Thankfully I stuck around through the third episode and that’s when things became much more interesting. By this point the kids have gotten captured by pirates (yes, this series introduces honest to goodness pirates of the “yo ho ho” variety), and while sitting in their cell they meet Jod Na Nawood (Jude Law), a con artist, former/ pirate captain, and Force user. He promises he can get them out of the cell and back to their home planet, and he shows keen interest in At Attin, in part because (as we quickly learn) there’s a supposed treasure waiting at the planet for the first pirate to find it. Jod both becomes their overseer and their foil as he’s a not very good guy having to deal with four (largely) kind-hearted children. It makes for an interesting personality mix that perks up the series a lot.

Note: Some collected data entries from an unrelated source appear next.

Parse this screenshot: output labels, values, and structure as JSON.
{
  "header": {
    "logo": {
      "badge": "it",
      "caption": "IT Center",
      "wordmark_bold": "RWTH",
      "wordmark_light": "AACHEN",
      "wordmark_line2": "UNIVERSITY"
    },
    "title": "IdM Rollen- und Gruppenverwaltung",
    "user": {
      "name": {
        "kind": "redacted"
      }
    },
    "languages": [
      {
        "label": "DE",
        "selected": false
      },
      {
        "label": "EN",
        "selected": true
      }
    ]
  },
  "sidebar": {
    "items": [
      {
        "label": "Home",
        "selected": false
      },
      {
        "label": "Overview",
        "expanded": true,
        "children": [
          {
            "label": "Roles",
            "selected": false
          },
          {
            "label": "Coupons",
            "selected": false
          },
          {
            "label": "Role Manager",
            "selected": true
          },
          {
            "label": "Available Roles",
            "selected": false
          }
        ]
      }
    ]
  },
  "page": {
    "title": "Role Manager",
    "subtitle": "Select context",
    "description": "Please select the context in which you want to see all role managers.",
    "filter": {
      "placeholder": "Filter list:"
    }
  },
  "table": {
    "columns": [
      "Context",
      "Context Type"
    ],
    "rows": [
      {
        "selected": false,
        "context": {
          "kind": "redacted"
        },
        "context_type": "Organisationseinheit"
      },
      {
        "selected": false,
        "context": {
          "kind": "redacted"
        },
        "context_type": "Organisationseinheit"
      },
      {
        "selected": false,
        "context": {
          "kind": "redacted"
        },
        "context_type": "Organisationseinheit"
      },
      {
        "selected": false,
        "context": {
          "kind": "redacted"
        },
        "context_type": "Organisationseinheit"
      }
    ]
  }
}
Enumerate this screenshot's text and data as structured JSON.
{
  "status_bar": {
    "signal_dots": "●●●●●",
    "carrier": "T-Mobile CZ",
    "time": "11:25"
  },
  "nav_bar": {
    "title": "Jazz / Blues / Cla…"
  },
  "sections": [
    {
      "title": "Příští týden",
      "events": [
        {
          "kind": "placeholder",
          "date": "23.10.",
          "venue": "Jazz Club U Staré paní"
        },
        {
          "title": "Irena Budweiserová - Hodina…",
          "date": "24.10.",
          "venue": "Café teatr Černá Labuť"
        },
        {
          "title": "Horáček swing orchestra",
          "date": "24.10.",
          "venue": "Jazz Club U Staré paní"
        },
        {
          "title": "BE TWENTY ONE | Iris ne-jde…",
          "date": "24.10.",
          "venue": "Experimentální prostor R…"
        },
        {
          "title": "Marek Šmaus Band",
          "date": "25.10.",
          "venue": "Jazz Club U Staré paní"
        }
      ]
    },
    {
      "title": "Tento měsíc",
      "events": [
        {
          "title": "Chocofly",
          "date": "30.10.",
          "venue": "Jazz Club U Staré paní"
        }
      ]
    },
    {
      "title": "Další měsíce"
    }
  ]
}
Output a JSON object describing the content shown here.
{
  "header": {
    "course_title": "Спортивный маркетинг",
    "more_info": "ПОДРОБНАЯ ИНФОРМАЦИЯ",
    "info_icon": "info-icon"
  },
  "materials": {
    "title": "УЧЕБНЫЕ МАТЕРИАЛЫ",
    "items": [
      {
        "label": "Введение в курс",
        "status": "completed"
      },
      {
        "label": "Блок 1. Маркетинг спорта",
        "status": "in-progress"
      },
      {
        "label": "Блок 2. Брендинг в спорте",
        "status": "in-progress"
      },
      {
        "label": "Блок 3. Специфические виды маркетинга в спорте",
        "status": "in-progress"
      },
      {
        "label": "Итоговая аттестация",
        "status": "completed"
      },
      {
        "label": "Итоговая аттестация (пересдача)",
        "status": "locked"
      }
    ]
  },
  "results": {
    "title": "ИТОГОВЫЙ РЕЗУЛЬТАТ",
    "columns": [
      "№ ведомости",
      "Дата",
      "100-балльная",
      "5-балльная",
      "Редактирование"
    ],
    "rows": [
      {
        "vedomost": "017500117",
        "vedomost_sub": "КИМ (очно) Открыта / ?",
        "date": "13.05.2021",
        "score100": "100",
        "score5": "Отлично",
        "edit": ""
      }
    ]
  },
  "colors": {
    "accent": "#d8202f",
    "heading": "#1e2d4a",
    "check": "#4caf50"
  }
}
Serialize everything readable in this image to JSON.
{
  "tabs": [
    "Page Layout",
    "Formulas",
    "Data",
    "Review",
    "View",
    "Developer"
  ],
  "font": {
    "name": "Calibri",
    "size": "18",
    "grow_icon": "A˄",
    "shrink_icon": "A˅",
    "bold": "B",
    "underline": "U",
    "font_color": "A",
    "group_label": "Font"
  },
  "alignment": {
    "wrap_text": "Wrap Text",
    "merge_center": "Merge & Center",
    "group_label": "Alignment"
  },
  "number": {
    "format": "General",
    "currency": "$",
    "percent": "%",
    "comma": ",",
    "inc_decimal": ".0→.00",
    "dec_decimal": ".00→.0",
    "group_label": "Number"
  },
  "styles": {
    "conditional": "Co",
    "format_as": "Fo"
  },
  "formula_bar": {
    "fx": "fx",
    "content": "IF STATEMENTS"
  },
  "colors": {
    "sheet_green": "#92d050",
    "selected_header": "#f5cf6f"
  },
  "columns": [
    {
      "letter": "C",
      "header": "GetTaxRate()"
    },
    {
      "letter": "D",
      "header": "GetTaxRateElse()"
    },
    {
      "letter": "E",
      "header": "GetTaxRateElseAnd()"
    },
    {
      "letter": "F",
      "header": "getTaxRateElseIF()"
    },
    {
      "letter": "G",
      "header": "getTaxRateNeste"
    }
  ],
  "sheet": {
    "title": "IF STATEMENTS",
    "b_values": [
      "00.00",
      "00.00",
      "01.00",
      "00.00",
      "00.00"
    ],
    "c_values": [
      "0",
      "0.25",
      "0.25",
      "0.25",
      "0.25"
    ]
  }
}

But then, Jude Law also perks things up all on his own. He really seems to enjoy his character here, playing someone that doesn’t properly fit the mold of anyone we’ve seen in the Star Wars universe before. He’s not just a colorful villain, even if at times he does chew a little scenery. He’s a Force user, but neither Jedi nor Sith so he doesn’t fit into the clear “good” or “evil” boundaries those two sects belong to. He’s a rakish personality, but not in the same mold of Han Solo. He gets to be his own kind of character, played with aplomb by the actor, and because of that we’re never really sure what he’s going to do within the bounds of the story. He doesn’t play by the standard conventions of Star Wars and that makes him especially interesting.
The comparison the series draws to The Goonies is apt. There’s a lot of this series that clearly is designed to play with that motif, from the lost treasure to the pirate story. There’s a hidden headquarters filled with dangerous traps, slides and false floors and other such nods. It’s not a direct parallel, of course, but there’s enough here that lines up that you can tell the showrunners, Jon Watts and Christopher Ford, knew exactly what they were doing. The back of the napkin pitch to the Disney heads was clearly “what if The Goonies, but in space,” and that’s exactly what they made. It’s different enough that it’s not just a trace job, but close enough that those in the audience that grew up with the old film can see what’s going on. I think it works, in the moment, just because it’s so different from what we expect of Star Wars that, despite its obvious allusions, it still feels fresh and interesting.
Skeleton Crew might be a homage – to Spielberg, to The Goonies, to the child-friendly adventures of old – but it’s a homage that actually works. It has energy and vitality that the Galaxy Far, Far Away has been missing for some time. It stands apart, not worried about giving us a story of good and evil, Empire and Rebellion, Jedi and Sith. It does its own thing, giving us a different kind of Star Wars story that fans, young and old, can just enjoy. I keep harping on the fact that Star Wars needs to move on and find new things to say, new stories to tell. Skeleton Crew, like Andor before it, points that way. Hopefully in the future we can get more stories like this one because, honestly, I just can’t take another The Acolyte.